Nala Nala - 7 days ago 5
R Question

Optimizing too long loop in R

I'm quite new to R and really really need your help with my double for-loop which takes too much time to complete.

data
a data table with 659322 rows and 3 columns (ID, Game, Amount)

Each ID is repeated several times (i.e. several Game for each ID), but unevenly distributed across the rows. We may have 2 Games for ID1 (so ID1 appears in 2 rows), 5 Games for ID2, 4 Games for ID3, etc.

I want to create a matrix
datmat
from
data
with:

- Nb of rows = nb of unique values of ID (nb_row=46028)
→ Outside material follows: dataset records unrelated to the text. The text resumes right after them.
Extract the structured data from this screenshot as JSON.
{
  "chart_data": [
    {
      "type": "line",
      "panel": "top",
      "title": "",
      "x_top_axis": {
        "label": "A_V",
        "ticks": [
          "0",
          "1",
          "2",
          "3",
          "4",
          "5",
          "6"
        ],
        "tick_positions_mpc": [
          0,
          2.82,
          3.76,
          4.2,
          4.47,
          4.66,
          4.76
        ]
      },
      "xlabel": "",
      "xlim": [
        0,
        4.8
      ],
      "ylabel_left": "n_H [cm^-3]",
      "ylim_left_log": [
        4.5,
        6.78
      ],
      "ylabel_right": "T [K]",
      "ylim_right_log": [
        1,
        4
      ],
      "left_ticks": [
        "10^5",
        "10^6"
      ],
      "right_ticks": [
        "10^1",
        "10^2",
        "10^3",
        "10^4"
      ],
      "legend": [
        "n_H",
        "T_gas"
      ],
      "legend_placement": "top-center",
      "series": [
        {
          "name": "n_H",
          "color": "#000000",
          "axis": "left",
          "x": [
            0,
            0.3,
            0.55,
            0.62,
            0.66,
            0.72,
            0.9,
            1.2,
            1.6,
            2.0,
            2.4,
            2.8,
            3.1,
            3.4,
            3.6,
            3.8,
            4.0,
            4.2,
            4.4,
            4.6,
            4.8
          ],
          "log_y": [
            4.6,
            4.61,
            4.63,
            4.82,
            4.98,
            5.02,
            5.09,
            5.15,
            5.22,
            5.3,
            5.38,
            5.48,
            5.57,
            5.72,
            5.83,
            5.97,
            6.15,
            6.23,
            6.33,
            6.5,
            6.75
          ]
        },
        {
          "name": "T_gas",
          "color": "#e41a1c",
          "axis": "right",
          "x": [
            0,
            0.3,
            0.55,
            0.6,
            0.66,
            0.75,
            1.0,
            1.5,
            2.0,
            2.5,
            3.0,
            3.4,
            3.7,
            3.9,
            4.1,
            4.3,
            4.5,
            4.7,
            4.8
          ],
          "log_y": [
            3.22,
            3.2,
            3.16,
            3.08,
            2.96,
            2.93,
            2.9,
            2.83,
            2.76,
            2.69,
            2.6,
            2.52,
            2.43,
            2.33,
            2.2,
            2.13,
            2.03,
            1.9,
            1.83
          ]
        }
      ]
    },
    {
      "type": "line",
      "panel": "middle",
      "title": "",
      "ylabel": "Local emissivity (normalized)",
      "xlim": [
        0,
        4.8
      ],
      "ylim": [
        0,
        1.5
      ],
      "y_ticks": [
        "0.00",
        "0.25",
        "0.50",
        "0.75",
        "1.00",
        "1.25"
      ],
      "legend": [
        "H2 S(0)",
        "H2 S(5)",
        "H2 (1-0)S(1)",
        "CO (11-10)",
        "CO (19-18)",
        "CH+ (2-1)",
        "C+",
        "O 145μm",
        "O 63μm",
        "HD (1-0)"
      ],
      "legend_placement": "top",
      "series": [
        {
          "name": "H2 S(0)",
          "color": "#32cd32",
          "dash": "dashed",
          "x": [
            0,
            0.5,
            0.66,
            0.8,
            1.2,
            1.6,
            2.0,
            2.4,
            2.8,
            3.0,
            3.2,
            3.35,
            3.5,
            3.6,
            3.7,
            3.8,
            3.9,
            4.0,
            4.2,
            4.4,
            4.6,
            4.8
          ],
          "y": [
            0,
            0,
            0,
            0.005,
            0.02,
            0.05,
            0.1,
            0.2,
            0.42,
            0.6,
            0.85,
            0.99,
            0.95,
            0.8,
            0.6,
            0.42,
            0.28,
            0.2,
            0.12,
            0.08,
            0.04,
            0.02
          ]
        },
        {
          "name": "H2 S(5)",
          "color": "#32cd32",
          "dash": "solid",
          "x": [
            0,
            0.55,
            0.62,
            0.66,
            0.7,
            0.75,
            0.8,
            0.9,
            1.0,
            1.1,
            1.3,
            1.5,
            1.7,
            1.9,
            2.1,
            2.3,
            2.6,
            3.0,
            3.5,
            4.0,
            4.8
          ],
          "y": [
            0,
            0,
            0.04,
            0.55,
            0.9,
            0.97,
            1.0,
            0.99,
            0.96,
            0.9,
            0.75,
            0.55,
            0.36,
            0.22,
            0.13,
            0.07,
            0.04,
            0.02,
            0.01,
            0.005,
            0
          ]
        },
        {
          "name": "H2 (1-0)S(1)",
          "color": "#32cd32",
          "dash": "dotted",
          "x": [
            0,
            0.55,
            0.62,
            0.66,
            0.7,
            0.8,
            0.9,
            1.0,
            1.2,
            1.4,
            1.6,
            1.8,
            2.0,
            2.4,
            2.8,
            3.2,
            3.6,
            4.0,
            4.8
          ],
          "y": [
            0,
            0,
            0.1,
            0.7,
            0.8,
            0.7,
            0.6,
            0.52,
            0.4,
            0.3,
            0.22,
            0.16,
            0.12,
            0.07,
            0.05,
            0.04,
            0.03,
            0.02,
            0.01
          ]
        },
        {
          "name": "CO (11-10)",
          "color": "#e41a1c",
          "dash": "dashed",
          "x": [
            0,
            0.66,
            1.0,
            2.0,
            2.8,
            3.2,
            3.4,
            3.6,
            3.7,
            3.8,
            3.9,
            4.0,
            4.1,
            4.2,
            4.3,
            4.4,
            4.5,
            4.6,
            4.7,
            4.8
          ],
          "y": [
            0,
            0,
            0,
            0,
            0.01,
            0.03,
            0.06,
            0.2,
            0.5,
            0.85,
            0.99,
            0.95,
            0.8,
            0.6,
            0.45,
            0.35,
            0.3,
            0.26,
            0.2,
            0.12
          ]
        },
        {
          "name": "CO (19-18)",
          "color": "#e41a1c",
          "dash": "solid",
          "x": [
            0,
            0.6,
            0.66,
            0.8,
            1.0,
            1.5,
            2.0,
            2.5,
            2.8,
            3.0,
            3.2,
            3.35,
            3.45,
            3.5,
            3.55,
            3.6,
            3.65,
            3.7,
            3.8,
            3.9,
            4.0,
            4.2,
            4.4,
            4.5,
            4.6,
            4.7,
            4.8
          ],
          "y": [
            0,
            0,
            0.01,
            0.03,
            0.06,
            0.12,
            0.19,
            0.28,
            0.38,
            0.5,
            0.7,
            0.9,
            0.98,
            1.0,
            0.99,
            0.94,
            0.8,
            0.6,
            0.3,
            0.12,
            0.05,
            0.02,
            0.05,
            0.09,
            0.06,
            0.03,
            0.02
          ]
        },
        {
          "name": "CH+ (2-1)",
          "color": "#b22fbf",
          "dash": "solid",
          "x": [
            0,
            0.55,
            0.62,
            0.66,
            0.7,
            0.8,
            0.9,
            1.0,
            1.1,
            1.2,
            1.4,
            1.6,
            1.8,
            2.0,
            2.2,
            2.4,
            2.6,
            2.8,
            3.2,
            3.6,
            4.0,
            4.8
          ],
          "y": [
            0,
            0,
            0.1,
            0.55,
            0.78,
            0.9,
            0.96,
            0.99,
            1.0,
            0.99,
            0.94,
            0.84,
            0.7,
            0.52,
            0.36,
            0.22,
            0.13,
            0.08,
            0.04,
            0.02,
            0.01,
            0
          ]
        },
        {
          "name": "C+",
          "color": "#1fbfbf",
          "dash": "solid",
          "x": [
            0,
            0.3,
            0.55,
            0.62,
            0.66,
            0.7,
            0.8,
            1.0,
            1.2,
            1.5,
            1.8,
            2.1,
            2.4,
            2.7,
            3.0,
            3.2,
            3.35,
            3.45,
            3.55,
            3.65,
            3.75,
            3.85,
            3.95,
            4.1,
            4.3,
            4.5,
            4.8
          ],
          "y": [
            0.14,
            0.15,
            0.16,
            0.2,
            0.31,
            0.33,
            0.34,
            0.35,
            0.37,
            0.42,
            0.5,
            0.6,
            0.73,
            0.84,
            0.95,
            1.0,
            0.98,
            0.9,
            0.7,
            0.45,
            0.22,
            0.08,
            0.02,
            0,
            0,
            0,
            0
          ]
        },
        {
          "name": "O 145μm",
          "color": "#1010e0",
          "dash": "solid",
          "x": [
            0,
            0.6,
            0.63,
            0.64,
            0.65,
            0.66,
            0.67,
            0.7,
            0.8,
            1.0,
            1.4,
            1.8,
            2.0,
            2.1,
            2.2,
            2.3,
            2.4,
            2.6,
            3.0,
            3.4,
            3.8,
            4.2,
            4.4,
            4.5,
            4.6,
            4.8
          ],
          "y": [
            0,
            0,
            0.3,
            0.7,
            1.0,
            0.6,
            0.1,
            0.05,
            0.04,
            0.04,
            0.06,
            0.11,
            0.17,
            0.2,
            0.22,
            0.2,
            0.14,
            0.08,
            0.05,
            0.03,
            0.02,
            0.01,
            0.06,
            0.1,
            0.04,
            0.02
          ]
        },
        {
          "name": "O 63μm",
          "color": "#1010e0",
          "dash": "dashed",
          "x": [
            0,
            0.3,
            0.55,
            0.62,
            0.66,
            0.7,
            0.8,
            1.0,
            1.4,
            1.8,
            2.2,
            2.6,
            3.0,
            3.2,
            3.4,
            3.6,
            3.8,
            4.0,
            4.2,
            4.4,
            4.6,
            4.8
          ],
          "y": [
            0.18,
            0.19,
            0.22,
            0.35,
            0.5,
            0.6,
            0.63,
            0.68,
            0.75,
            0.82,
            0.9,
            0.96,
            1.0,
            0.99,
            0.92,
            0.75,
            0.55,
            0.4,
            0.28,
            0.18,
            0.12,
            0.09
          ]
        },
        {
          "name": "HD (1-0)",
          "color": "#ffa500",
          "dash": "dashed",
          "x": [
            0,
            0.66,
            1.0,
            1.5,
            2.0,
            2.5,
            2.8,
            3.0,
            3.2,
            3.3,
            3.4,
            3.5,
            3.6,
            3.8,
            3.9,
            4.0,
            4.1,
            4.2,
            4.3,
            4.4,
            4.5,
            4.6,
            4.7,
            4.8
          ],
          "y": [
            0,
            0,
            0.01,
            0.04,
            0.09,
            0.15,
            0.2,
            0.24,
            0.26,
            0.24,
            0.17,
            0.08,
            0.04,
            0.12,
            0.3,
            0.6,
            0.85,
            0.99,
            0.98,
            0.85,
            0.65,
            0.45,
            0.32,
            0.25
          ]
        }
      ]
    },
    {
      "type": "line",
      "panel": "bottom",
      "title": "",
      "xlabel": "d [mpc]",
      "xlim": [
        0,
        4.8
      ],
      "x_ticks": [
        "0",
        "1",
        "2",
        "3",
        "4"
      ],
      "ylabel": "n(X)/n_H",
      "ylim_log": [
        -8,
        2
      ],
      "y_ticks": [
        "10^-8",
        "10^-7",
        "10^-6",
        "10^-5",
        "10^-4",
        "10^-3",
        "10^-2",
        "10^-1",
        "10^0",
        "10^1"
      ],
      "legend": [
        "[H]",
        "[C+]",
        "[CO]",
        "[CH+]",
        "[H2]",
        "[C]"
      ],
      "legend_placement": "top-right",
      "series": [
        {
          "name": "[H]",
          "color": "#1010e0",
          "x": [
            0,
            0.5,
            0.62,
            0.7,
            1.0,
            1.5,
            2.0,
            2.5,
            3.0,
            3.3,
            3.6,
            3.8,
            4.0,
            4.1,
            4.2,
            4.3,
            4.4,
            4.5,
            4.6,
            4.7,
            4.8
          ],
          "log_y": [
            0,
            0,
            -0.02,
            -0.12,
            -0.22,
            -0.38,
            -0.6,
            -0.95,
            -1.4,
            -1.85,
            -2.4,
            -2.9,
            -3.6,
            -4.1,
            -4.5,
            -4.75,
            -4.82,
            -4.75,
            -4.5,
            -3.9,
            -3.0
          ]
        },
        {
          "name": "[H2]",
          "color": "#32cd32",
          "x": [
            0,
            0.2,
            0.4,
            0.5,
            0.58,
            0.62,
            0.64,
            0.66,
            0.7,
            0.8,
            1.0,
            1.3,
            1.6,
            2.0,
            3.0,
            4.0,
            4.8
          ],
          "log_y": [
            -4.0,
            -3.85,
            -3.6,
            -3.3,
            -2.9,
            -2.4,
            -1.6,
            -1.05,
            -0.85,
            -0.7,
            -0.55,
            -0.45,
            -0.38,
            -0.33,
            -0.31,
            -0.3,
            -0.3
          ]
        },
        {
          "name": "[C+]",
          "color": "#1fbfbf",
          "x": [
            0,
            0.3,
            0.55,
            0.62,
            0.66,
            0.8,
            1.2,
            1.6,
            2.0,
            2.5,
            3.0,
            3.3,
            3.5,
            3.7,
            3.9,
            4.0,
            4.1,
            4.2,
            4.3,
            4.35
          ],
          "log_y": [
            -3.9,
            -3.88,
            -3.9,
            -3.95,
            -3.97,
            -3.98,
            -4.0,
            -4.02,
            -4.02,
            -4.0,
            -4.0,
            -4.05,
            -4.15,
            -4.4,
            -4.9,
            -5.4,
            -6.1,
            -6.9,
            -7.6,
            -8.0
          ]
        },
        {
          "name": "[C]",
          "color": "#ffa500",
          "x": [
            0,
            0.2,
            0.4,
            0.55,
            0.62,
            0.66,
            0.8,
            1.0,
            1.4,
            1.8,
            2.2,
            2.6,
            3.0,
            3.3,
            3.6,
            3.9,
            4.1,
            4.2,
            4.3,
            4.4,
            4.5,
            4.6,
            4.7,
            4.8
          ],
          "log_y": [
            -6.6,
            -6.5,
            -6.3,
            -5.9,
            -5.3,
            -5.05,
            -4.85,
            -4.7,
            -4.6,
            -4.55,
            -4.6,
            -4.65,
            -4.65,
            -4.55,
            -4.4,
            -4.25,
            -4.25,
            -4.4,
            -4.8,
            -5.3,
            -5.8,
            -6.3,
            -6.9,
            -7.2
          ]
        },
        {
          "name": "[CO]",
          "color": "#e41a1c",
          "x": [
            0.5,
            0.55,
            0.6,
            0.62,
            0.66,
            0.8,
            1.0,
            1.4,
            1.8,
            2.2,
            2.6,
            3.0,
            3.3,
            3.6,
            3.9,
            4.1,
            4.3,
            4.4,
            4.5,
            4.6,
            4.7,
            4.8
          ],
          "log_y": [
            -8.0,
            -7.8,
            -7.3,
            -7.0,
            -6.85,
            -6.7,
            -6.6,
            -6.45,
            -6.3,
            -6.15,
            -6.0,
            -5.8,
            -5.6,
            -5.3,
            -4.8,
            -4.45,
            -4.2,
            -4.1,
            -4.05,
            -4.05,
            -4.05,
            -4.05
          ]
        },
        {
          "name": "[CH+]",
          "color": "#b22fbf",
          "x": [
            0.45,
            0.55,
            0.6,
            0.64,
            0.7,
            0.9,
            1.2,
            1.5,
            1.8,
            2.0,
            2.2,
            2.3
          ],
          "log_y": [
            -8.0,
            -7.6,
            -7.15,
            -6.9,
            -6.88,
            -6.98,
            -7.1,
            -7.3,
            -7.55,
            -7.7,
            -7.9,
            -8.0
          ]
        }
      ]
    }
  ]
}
- Nb of columns = nb of unique values of Game (nb_col=30)

and fill in
datmat
with the corresponding Amount values

Here's what I tried

ID <- unique(data$ID)
Game <- unique(data$Game)
nb_row <- length(ID)
nb_col <- length(Game)

datmat <- matrix(c(0),nb_row,nb_col,dimnames=list(NULL,Game))
for(i in 1:nb_row){
for(j in 1:nb_col){
datmat[i,j] <- data$Amount[data$ID==ID[i] & data$Game==Game[j]]
}
}
dt <- data.table(ID,datmat)


Any suggestion could be greatly appreciated. Thank you all!

Answer

You might want to use the reshape function :

newdata<-reshape(data,timevar="Game",idvar="ID",direction="wide")